Волин и Иришка переглянулись – несмотря на возраст и болезнь, память у генерала оставалась необыкновенно ясной и цепкой.
– Туда же, в Куоккалу, скорее всего, отправил он и часть своих дневников, – продолжал Воронцов. – Какое-то время после революции дом стоял бесхозный и Загорский, вероятно, почел за лучшее его продать. Сам он попасть в Финляндию в то время не мог, и, возможно, попросил, чтобы его японская жена…
– Жена? – переспросила Иришка, которая по понятным обстоятельствам знала дневники Загорского хуже, чем генерал.
– Да, жена, – нетерпеливо повторил Сергей Сергеевич, – он про нее писал в своем японском дневнике. Так вот, Загорский, скорее всего, попросил свою жену, чтобы она вывезла все наиболее ценное – в первую очередь архив и дневники – к себе во Францию.
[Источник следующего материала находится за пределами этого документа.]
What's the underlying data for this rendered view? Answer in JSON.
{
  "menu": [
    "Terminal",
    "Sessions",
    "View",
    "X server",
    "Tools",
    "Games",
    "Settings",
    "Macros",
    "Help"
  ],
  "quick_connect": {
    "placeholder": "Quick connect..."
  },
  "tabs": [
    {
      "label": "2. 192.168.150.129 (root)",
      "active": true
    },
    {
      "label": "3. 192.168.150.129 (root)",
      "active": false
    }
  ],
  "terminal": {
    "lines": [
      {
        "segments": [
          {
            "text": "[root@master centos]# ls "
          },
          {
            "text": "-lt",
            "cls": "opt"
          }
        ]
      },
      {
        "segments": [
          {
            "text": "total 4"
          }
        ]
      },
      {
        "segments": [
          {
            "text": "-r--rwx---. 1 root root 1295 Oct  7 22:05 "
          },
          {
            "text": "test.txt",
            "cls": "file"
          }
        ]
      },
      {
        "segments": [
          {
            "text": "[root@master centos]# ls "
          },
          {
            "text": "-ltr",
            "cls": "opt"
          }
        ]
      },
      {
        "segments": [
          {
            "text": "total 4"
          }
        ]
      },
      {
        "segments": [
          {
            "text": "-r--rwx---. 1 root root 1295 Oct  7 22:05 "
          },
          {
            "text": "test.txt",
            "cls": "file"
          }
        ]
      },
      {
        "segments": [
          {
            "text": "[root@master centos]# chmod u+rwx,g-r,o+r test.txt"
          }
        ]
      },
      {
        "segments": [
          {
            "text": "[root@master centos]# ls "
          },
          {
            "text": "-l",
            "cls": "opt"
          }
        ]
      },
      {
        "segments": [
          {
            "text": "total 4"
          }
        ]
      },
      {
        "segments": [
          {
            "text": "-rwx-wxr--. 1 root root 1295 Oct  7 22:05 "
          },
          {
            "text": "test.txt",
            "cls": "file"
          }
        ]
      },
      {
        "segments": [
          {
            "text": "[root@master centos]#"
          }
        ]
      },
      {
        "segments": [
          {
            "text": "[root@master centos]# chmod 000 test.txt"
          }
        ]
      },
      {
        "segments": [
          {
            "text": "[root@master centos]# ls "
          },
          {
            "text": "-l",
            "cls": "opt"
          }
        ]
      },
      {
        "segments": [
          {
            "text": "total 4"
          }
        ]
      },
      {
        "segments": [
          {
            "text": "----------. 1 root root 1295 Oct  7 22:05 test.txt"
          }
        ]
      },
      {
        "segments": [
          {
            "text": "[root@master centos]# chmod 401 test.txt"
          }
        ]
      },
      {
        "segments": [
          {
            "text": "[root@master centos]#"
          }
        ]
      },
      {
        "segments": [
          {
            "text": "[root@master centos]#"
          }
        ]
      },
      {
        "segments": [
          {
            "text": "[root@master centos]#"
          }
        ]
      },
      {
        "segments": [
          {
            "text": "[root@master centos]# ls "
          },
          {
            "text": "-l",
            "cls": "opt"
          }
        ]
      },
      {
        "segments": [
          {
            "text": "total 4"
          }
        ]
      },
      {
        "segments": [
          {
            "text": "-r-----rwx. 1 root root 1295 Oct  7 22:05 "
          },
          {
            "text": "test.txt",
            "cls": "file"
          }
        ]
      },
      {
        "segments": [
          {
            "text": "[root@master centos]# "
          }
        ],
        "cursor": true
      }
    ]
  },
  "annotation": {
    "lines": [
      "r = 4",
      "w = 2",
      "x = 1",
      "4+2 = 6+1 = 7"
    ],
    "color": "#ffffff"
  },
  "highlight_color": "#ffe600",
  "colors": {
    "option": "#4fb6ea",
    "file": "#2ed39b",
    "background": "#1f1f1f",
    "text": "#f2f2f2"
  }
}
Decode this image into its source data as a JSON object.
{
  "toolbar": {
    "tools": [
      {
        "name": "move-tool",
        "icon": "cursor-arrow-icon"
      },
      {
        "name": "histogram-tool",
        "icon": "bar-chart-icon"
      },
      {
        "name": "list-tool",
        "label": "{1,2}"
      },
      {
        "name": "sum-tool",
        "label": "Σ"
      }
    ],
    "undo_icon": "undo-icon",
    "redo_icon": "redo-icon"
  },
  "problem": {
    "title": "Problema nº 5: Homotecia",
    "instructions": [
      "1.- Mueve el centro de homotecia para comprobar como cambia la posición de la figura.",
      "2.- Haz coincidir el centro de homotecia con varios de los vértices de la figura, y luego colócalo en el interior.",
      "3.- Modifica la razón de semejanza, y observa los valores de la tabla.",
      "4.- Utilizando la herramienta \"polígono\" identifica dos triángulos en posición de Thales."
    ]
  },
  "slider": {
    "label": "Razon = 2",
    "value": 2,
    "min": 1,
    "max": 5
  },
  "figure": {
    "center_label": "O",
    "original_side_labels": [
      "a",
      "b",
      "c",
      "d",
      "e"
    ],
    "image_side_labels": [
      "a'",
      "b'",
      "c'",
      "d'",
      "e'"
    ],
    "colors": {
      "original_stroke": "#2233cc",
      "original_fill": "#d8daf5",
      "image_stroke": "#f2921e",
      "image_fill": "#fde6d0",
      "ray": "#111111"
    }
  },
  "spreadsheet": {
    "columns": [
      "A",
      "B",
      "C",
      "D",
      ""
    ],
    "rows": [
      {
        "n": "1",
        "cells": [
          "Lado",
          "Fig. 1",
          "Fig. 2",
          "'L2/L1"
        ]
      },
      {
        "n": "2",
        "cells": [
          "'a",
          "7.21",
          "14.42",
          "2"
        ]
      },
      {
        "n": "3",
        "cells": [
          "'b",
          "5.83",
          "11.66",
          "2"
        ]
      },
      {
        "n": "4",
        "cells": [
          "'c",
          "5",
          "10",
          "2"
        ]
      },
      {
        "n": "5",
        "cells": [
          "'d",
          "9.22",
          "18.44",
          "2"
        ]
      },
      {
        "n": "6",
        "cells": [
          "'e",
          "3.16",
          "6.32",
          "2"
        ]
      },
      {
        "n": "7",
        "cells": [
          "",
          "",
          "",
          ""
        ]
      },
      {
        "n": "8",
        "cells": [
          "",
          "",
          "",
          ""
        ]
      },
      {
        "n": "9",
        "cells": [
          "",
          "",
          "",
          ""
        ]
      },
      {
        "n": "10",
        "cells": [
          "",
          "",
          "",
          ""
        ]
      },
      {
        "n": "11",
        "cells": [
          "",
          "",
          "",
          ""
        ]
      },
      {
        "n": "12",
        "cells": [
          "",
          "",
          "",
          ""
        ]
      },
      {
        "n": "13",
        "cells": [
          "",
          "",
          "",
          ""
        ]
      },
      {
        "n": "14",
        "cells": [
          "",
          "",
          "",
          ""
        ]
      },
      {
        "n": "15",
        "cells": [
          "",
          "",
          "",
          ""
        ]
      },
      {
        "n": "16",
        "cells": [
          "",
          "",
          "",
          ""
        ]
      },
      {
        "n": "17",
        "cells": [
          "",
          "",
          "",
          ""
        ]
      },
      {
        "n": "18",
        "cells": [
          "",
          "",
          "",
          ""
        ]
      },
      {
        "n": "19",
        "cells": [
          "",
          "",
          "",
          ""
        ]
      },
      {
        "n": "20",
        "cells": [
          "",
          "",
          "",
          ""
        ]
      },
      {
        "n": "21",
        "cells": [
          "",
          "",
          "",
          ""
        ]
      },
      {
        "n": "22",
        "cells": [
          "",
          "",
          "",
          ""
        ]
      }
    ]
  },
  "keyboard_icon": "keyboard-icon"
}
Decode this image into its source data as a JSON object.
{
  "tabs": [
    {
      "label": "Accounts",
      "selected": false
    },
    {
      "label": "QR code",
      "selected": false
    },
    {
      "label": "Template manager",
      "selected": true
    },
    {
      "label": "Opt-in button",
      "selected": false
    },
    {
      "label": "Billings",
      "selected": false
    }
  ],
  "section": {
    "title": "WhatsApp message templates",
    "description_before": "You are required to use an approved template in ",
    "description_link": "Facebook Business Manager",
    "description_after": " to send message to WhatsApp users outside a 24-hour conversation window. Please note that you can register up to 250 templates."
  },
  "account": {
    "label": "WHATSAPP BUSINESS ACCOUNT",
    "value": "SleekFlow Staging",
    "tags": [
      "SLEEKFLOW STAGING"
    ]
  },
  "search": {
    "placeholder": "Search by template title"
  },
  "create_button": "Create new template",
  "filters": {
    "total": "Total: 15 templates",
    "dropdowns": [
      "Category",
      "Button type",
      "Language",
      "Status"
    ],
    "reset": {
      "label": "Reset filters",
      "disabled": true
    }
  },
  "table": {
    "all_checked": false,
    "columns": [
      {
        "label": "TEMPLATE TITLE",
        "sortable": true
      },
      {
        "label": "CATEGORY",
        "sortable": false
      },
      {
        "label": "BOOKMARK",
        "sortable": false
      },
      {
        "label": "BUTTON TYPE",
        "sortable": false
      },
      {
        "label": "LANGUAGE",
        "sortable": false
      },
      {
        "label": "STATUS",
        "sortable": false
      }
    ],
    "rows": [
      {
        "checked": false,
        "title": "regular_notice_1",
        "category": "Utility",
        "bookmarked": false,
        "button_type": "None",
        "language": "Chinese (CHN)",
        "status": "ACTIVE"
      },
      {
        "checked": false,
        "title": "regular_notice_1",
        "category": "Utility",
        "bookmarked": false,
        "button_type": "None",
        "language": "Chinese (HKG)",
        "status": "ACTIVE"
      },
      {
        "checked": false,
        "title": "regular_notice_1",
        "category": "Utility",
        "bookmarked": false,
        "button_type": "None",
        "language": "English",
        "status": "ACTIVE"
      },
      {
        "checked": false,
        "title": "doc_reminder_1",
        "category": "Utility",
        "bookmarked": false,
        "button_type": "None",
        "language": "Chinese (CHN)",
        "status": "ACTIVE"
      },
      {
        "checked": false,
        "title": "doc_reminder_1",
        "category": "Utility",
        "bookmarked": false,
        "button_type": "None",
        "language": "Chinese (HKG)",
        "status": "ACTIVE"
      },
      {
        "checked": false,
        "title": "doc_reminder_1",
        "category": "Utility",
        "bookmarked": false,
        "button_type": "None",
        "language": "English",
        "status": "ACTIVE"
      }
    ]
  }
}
После ее смерти наследники или просто люди, которым попал в руки архив, не понимая его ценности, поспешили от него избавиться. И вот теперь архив всплыл на блошином рынке и волею судеб его приобрела наша дорогая Ирина.
Он снова бережно коснулся тетрадного листа пальцами, положил тетрадь в коробку, откинулся в кресле и закрыл глаза. С минуту все молчали.
– У меня тоже для вас небольшой сюрприз, – проговорил генерал, не открывая глаз. – Я расшифровал последнюю тетрадь Загорского… Последнюю из тех, которая была у меня, – поправился он. – Хотите взглянуть?
Волин и Иришка переглянулись: что за вопрос? Конечно, они хотят.
Воронцов кивнул.
– В спальне на столе лежит синяя папка, – проговорил он. – Почитайте, а я пока отдохну немного. Что-то я сильно устал за последние дни…
1
Marché aux puces de Saint-Ouen (фр.) – блошиный рынок Сент-Уан.
2
Флик (фр.) – жаргонное словечко, обозначающее полицейского.
3
Валуа, Бурбоны – фамилии французских королевских династий.